Согнутая от кахексии Гулико прижимает к себе младенца, качает его и молчит.
У НОТАРИУСА
– Граждане!!! Выйдите вон, я вас умоляю, вы люди или нет?! Здесь дышать негде, постойте за дверью. Господи! Мечта всей жизни – уйти с работы ровно в шесть!! И вы – да-да, тоже, – выйдите. Нет, сегодня не могу – я маковой росинки в рот не положила за весь день, видите бумаги? А что делать?! А что делать?! Мне знаете куда ехать – в Мухиани!! Это конец мира, дальше жизни нет, дорога – два часа, пожалейте меня – я тоже человек. Тут все чьи-то родственники, соседи и одноклассники. Нет! И спасибо никто не скажет, выйдите вон.
Нотариальная контора с плохо промытыми окнами, грудами мультяшно-толстых папок и стенами в обоях еще с советских времен пахнет ладаном и воском – скорбные сотрудницы во всех углах устроили иконостасы с лампадками.
Единственный источник энергии – помощник нотариуса Иамзе, перпетуум мобиле, чей темперамент просит большой сцены.
Стена возле нее увешана коллекцией денежных знаков всего мира – штук двести, прикнопленные наискось, они создают концептуальное помещение.
Иамзе маленькая, круглая, краснощекая и со стальными глазами, из которых льется свет, как у ангела Апокалипсиса – я ни разу не видела ее в статичном положении: она кричит пионерским голосом, отчитывает вялых сотрудниц, которые подпитывают собой ее моторчик, она хохочет, как диавол, на все шесть комнат конторы, пугая посетителей, или стремительно печатает, диктуя себе вслух, одновременно треща по телефону.
– Простите, – встреваю я. – Мне всего-навсего сделать копию метрики, сюда вперед меня батальон зашел, а я что, негр, что ли?!
В ответ на мгновение – ужасная тишина, жду, что в меня ударит молния и испепелит на месте, но внезапно Иамзе взрывается хохотом:
– Да я в жизни никого белее не видела, заходи!!
Уфф, угодила.
Жду, пока томная ассистентка внесет информацию в базу данных.
Отвергнутая на сегодня посетительница поджимает губы и удаляется.
– Пошла жаловаться Лауре, – заключает Иамзе. – Сейчас та придет и всучит мне это дело, за что, за что?! И никакой благодарности!!!
В самом деле – в комнату вплывает местная правительница, Великая Мама Маркеса – Лаура, огромная, медлительная, с удивительной красоты глазами на жабьем лице.
– Иамзе, что ты дурака валяешь?
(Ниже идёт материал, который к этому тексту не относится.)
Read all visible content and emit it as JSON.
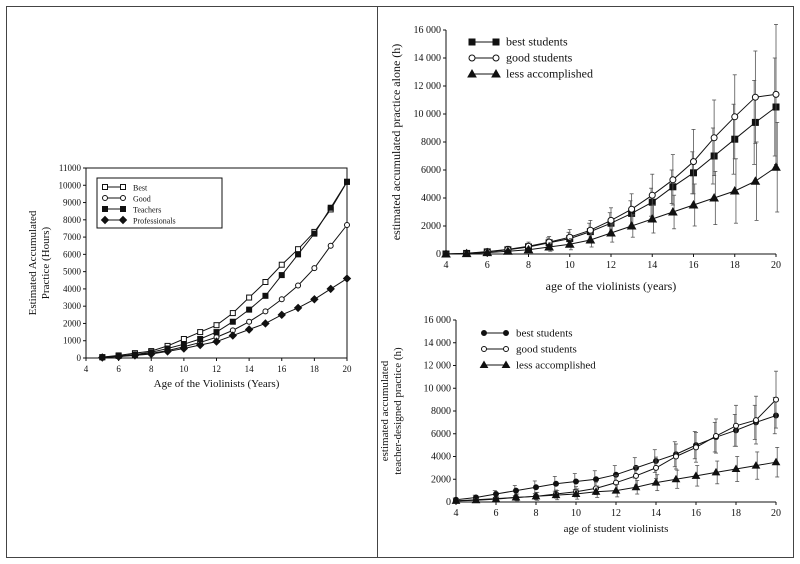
{
  "chart_data": [
    {
      "type": "line",
      "xlabel": "Age of the Violinists (Years)",
      "ylabel": "Estimated Accumulated Practice (Hours)",
      "xlim": [
        4,
        20
      ],
      "ylim": [
        0,
        11000
      ],
      "xticks": [
        "4",
        "6",
        "8",
        "10",
        "12",
        "14",
        "16",
        "18",
        "20"
      ],
      "yticks": [
        "0",
        "1000",
        "2000",
        "3000",
        "4000",
        "5000",
        "6000",
        "7000",
        "8000",
        "9000",
        "10000",
        "11000"
      ],
      "legend_position": "top-left",
      "x": [
        5,
        6,
        7,
        8,
        9,
        10,
        11,
        12,
        13,
        14,
        15,
        16,
        17,
        18,
        19,
        20
      ],
      "series": [
        {
          "name": "Best",
          "marker": "open-square",
          "values": [
            50,
            150,
            280,
            400,
            700,
            1100,
            1500,
            1900,
            2600,
            3500,
            4400,
            5400,
            6300,
            7300,
            8600,
            10200
          ]
        },
        {
          "name": "Good",
          "marker": "open-circle",
          "values": [
            40,
            100,
            180,
            270,
            430,
            650,
            900,
            1200,
            1600,
            2100,
            2700,
            3400,
            4200,
            5200,
            6500,
            7700
          ]
        },
        {
          "name": "Teachers",
          "marker": "filled-square",
          "values": [
            40,
            120,
            200,
            330,
            550,
            800,
            1100,
            1500,
            2100,
            2800,
            3600,
            4800,
            6000,
            7200,
            8700,
            10200
          ]
        },
        {
          "name": "Professionals",
          "marker": "filled-diamond",
          "values": [
            30,
            80,
            150,
            230,
            380,
            550,
            750,
            950,
            1300,
            1650,
            2000,
            2500,
            2900,
            3400,
            4000,
            4600
          ]
        }
      ]
    },
    {
      "type": "line",
      "xlabel": "age of the violinists (years)",
      "ylabel": "estimated accumulated practice alone (h)",
      "xlim": [
        4,
        20
      ],
      "ylim": [
        0,
        16000
      ],
      "xticks": [
        "4",
        "6",
        "8",
        "10",
        "12",
        "14",
        "16",
        "18",
        "20"
      ],
      "yticks": [
        "0",
        "2000",
        "4000",
        "6000",
        "8000",
        "10 000",
        "12 000",
        "14 000",
        "16 000"
      ],
      "legend_position": "top-left",
      "x": [
        4,
        5,
        6,
        7,
        8,
        9,
        10,
        11,
        12,
        13,
        14,
        15,
        16,
        17,
        18,
        19,
        20
      ],
      "series": [
        {
          "name": "best students",
          "marker": "filled-square",
          "values": [
            0,
            40,
            150,
            300,
            500,
            800,
            1100,
            1600,
            2200,
            2900,
            3700,
            4800,
            5800,
            7000,
            8200,
            9400,
            10500
          ],
          "errors": [
            0,
            30,
            100,
            200,
            250,
            350,
            450,
            600,
            750,
            900,
            1000,
            1200,
            1500,
            2000,
            2500,
            3000,
            3500
          ]
        },
        {
          "name": "good students",
          "marker": "open-circle",
          "values": [
            0,
            50,
            170,
            330,
            550,
            850,
            1200,
            1700,
            2400,
            3200,
            4200,
            5300,
            6600,
            8300,
            9800,
            11200,
            11400
          ],
          "errors": [
            0,
            40,
            120,
            220,
            300,
            400,
            550,
            700,
            900,
            1100,
            1500,
            1800,
            2300,
            2700,
            3000,
            3300,
            5000
          ]
        },
        {
          "name": "less accomplished",
          "marker": "filled-triangle",
          "values": [
            0,
            30,
            100,
            200,
            300,
            500,
            700,
            1000,
            1500,
            2000,
            2500,
            3000,
            3500,
            4000,
            4500,
            5200,
            6200
          ],
          "errors": [
            0,
            30,
            80,
            150,
            200,
            300,
            400,
            500,
            650,
            800,
            1000,
            1200,
            1500,
            1900,
            2300,
            2800,
            3200
          ]
        }
      ]
    },
    {
      "type": "line",
      "xlabel": "age of student violinists",
      "ylabel": "estimated accumulated teacher-designed practice (h)",
      "ylabel_lines": [
        "estimated accumulated",
        "teacher-designed practice (h)"
      ],
      "xlim": [
        4,
        20
      ],
      "ylim": [
        0,
        16000
      ],
      "xticks": [
        "4",
        "6",
        "8",
        "10",
        "12",
        "14",
        "16",
        "18",
        "20"
      ],
      "yticks": [
        "0",
        "2000",
        "4000",
        "6000",
        "8000",
        "10 000",
        "12 000",
        "14 000",
        "16 000"
      ],
      "legend_position": "top-left",
      "x": [
        4,
        5,
        6,
        7,
        8,
        9,
        10,
        11,
        12,
        13,
        14,
        15,
        16,
        17,
        18,
        19,
        20
      ],
      "series": [
        {
          "name": "best students",
          "marker": "filled-circle",
          "values": [
            200,
            400,
            700,
            1000,
            1300,
            1600,
            1800,
            2000,
            2400,
            3000,
            3600,
            4200,
            5000,
            5700,
            6300,
            7000,
            7600
          ],
          "errors": [
            150,
            200,
            300,
            450,
            550,
            650,
            700,
            750,
            800,
            900,
            1000,
            1100,
            1200,
            1300,
            1400,
            1500,
            1600
          ]
        },
        {
          "name": "good students",
          "marker": "open-circle",
          "values": [
            100,
            200,
            300,
            400,
            500,
            700,
            900,
            1200,
            1700,
            2300,
            3000,
            4000,
            4800,
            5800,
            6700,
            7200,
            9000
          ],
          "errors": [
            80,
            120,
            200,
            250,
            300,
            350,
            450,
            550,
            650,
            800,
            950,
            1100,
            1300,
            1500,
            1800,
            2100,
            2500
          ]
        },
        {
          "name": "less accomplished",
          "marker": "filled-triangle",
          "values": [
            100,
            150,
            250,
            400,
            500,
            600,
            700,
            900,
            1000,
            1300,
            1700,
            2000,
            2300,
            2600,
            2900,
            3200,
            3500
          ],
          "errors": [
            80,
            120,
            200,
            300,
            350,
            400,
            450,
            500,
            550,
            600,
            700,
            800,
            900,
            1000,
            1100,
            1200,
            1300
          ]
        }
      ]
    }
  ]
}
Это знаешь кто? Сегодня до двух света не было, не ври, что устала.
– Знаю-знаю!! – вспыхивает Иамзе, и упавший из-за облаков луч грозно зажигает ее красные волосы. – Это беспонтовая тетка выдумала, что она, конечно же, крестная двоюродного брата твоего мужа!!! Ставь печать!
Лаура застывает, утробно дыша, поворачивается всем телом:
– Она дело знает, просто шумит много.
– Боже мой! – остервенело стучит по клавишам Иамзе. – Какая я была в двадцать лет – нежная! Тихая! Розовая! А сейчас – кто я сейчас?!
Возле Иамзе на стене прикноплены разномастные листочки бумаги с текстами. Напрягаю зрение:
«Одной сумасшедшей – от другого сумасшедшего. Целую ручки. Роин».
Самый большой и свежий лист гласит:
«Иамзе, или ты мне сделаешь, наконец, доверенность, или уезжай прочь из Грузии!!» (Подписано неразборчиво.)
Пока она печатает мой документ, причитая о способах воспитания своих детей, читаю самый маленький листочек:
«Когда же Моцарт ноты подбирал,
Время устыдилось и временно замерло.
Нико Гомелаури»[4].
Мы с Иамзе мельком смотрим друг на друга и понимающе улыбаемся.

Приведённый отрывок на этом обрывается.